Many-to-Many / intermediate table / bridge table / xref table... help

Many-to-Many / intermediate table / bridge table / xref table... help

Old forum URL: forums.lhotka.net/forums/t/10437.aspx


goroth posted on Tuesday, June 14, 2011

I am having a terrible time trying to find information on how to use CSLA in a cross-reference table scenario.
Basically I am looking for examples on how to select, insert, update, and delete using CSLA in a parent – child setup that are tied together by an XRef table.

Example:
I have a Phone table, Person table, and Company table.
There are two XRef tables PersonPhoneXref and CompanyPhoneXref.
In the current scenario I have Person and Company as Parent objects and Phone as a Child object.
In the Child_Insert, Child_Update, and Child_DeleteSelf I am using reflection to see which Parent (Person or Company) called this child so that I can determine which Xref table to update.

Is there a better way?
I almost wonder if it would be better to create a PersonPhone CSLA and CompanyPhone CSLA object and then inherit from the Phone CSLA object… But I can’t even find good examples on how to do that!
Any help would be much appreciated.

RockfordLhotka replied on Tuesday, June 14, 2011

Please understand that CSLA is not an ORM, and I don't intentionally support object models where the objects look like tables.

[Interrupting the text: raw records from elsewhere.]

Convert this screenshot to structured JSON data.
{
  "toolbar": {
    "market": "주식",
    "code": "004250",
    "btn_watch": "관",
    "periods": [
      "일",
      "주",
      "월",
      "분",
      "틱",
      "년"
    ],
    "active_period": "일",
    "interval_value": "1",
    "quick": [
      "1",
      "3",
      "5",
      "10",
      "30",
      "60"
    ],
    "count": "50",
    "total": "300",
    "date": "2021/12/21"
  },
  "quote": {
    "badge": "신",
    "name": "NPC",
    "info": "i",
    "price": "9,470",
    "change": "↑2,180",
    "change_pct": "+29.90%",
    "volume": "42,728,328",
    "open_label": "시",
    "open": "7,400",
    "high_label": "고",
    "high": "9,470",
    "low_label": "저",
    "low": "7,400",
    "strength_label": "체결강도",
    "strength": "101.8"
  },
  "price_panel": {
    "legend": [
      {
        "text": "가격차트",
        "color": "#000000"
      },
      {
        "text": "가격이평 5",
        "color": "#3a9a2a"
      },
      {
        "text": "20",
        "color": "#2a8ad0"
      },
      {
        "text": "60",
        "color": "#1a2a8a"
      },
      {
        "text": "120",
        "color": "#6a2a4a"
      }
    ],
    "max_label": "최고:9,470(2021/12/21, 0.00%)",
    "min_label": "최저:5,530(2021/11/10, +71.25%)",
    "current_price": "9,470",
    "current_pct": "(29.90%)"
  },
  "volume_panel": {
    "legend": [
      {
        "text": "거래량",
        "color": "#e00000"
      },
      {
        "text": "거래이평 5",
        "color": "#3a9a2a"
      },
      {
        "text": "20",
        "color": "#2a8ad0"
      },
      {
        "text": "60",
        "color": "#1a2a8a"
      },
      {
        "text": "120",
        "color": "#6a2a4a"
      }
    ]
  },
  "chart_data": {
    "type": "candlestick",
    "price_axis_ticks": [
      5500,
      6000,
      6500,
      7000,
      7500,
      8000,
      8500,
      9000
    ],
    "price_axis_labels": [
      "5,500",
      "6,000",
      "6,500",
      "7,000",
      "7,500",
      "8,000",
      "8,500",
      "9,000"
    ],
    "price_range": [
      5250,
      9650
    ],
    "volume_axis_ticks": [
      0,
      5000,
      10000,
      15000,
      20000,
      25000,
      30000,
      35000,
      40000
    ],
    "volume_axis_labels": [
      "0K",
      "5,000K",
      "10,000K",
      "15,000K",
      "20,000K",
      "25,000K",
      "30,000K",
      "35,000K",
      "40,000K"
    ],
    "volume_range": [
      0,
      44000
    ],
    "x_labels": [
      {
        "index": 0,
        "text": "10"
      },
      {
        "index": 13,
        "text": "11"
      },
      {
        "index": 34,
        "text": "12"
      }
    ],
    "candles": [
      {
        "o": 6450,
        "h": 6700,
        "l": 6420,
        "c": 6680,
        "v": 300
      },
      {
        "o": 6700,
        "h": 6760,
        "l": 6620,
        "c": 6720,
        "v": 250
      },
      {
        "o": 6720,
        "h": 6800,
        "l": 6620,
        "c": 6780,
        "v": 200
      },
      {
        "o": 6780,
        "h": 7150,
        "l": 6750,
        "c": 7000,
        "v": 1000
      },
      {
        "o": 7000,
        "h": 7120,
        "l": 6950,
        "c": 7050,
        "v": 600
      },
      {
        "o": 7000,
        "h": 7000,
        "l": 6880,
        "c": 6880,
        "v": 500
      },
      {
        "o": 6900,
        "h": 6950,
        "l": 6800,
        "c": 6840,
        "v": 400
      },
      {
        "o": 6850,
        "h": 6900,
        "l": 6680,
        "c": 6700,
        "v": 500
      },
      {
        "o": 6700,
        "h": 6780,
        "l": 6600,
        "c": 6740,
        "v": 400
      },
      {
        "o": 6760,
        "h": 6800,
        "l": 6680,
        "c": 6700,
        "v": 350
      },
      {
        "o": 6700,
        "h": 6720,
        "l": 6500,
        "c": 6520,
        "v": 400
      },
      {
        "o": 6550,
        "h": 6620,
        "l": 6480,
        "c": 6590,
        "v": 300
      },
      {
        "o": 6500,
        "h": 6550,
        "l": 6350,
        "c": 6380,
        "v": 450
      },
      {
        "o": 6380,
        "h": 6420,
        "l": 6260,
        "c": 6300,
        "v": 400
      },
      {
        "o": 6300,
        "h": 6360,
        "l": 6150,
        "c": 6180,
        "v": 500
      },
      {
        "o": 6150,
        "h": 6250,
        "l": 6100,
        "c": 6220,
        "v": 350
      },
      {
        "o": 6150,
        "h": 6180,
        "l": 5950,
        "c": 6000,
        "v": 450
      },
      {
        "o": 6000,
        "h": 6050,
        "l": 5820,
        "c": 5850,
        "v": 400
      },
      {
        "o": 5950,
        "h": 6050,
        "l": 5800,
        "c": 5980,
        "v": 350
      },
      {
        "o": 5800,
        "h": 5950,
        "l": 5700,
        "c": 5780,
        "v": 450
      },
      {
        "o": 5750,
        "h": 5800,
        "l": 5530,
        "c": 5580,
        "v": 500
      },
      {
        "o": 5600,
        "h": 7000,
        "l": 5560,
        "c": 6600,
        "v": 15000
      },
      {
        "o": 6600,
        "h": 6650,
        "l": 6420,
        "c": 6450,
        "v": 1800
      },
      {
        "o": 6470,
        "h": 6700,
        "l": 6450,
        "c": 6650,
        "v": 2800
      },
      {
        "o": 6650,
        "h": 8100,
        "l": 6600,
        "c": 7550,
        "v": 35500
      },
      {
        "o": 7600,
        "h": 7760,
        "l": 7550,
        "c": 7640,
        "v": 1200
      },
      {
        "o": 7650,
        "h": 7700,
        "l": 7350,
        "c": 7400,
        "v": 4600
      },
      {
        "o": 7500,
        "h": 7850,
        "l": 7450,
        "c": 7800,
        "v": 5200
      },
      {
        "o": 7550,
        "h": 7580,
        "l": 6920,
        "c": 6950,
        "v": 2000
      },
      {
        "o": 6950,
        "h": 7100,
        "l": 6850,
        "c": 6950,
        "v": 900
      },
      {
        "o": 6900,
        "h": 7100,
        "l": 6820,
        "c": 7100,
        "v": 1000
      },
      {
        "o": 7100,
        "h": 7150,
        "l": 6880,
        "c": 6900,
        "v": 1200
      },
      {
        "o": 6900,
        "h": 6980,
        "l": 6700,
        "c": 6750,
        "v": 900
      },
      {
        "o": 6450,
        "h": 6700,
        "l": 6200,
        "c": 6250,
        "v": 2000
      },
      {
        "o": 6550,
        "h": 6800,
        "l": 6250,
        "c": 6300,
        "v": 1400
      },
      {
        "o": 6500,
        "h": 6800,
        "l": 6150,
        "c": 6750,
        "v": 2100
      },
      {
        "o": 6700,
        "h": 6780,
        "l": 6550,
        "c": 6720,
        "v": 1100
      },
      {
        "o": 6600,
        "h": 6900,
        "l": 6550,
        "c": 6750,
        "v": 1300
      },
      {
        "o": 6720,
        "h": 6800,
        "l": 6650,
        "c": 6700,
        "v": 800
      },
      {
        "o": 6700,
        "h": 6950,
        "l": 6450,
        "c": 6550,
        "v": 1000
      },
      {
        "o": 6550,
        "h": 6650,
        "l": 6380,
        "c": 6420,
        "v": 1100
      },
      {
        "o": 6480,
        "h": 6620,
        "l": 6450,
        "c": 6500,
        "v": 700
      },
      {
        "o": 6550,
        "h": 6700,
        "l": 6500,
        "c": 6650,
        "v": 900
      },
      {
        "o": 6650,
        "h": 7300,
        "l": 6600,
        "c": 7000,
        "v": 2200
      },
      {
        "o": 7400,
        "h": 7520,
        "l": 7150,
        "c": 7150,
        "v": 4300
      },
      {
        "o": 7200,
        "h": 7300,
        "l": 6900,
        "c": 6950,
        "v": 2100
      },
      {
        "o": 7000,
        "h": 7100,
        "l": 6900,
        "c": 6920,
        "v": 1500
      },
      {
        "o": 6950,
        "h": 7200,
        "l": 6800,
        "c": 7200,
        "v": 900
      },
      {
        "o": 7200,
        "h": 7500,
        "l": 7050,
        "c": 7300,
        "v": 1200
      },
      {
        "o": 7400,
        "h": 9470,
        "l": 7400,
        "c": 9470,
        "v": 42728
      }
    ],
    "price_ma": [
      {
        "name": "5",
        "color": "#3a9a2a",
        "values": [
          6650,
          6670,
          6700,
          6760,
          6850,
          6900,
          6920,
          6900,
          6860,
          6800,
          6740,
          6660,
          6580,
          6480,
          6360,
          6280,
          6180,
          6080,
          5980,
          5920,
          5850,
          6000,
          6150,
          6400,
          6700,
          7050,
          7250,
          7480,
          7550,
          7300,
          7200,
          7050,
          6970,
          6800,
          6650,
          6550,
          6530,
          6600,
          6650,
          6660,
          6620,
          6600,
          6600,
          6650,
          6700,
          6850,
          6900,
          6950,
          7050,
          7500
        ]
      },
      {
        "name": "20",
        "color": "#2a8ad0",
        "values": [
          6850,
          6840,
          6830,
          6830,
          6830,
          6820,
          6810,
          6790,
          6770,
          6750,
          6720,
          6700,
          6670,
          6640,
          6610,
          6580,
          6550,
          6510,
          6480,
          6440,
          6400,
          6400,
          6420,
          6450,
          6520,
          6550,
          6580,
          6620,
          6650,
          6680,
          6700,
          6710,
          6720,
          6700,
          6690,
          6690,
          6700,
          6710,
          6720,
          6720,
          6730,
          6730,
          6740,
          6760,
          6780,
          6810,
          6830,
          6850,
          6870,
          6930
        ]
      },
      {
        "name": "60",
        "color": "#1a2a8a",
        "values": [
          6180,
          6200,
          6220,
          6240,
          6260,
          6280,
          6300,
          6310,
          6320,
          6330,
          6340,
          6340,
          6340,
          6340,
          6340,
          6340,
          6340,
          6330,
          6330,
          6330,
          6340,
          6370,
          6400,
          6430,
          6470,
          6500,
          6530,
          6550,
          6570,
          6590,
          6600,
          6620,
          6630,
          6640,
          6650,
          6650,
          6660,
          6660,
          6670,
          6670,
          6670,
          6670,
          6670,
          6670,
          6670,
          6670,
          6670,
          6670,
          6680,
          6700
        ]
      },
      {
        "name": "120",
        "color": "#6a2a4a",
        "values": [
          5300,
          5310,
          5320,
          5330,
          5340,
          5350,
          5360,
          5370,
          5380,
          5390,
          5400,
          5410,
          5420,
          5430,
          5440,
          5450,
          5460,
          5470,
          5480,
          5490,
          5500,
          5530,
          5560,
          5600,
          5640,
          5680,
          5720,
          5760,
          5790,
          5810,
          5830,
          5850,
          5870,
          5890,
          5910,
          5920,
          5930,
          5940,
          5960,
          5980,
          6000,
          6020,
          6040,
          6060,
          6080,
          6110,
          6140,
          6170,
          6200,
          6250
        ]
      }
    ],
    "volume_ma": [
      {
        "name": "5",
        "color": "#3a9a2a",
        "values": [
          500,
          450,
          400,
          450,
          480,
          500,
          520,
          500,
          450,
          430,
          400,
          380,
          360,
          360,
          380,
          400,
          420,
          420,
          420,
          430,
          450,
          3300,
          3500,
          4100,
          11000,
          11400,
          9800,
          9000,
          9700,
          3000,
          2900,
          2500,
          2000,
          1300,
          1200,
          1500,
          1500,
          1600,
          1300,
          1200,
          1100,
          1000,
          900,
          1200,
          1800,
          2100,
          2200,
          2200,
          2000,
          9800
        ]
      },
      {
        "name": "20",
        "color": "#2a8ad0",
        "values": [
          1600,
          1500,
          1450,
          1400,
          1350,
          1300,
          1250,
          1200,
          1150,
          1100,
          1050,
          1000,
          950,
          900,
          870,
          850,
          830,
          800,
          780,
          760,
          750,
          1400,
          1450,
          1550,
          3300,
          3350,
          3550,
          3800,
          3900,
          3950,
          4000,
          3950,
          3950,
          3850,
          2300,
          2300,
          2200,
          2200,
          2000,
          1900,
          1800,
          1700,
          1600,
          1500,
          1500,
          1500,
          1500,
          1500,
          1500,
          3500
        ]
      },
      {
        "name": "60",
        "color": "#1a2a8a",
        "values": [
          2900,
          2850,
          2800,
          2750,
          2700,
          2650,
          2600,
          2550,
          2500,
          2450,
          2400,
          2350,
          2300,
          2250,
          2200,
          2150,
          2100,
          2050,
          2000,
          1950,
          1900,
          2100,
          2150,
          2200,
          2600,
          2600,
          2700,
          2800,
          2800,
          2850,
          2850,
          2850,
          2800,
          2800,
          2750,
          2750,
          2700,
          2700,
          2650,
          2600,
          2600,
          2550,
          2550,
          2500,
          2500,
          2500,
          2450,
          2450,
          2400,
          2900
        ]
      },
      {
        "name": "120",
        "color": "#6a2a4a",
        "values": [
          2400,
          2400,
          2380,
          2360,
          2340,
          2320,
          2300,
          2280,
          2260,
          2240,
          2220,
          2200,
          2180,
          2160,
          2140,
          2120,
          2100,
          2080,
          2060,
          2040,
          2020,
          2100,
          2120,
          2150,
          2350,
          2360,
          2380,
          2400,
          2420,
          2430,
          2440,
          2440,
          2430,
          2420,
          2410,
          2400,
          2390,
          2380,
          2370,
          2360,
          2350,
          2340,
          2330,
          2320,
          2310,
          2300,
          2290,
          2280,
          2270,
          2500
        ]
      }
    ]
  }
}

Instead, I intentionally support object models where the objects meet the needs of specific user scenarios.

ProjectTracker (current version is in svn or with the Using CSLA 4: ASP.NET MVC ebook) includes a database-level M:M relationship. But that sort of relationship almost never exists in any actual user scenario, so the user scenarios (business objects) demonstrate 1:M relationships.

To put this another way: take the doctor-patient relationship. Your doctor has numerous patients. If you ever have any real illness, you'll have numerous doctors. This is a very obvious M:M relationship at the database level.

But I ask you: in what user scenario does a user interact with the M:M data?

Hopefully you see what I'm saying. It is critical to understand that good object design almost never looks exactly like the database design. The database M:M relationship is the most obvious and clear example of this basic truth, because the object models using that data are almost never M:M. Actually, in my experience, I have yet to build an M:M object model for a real application - users just don't think that way.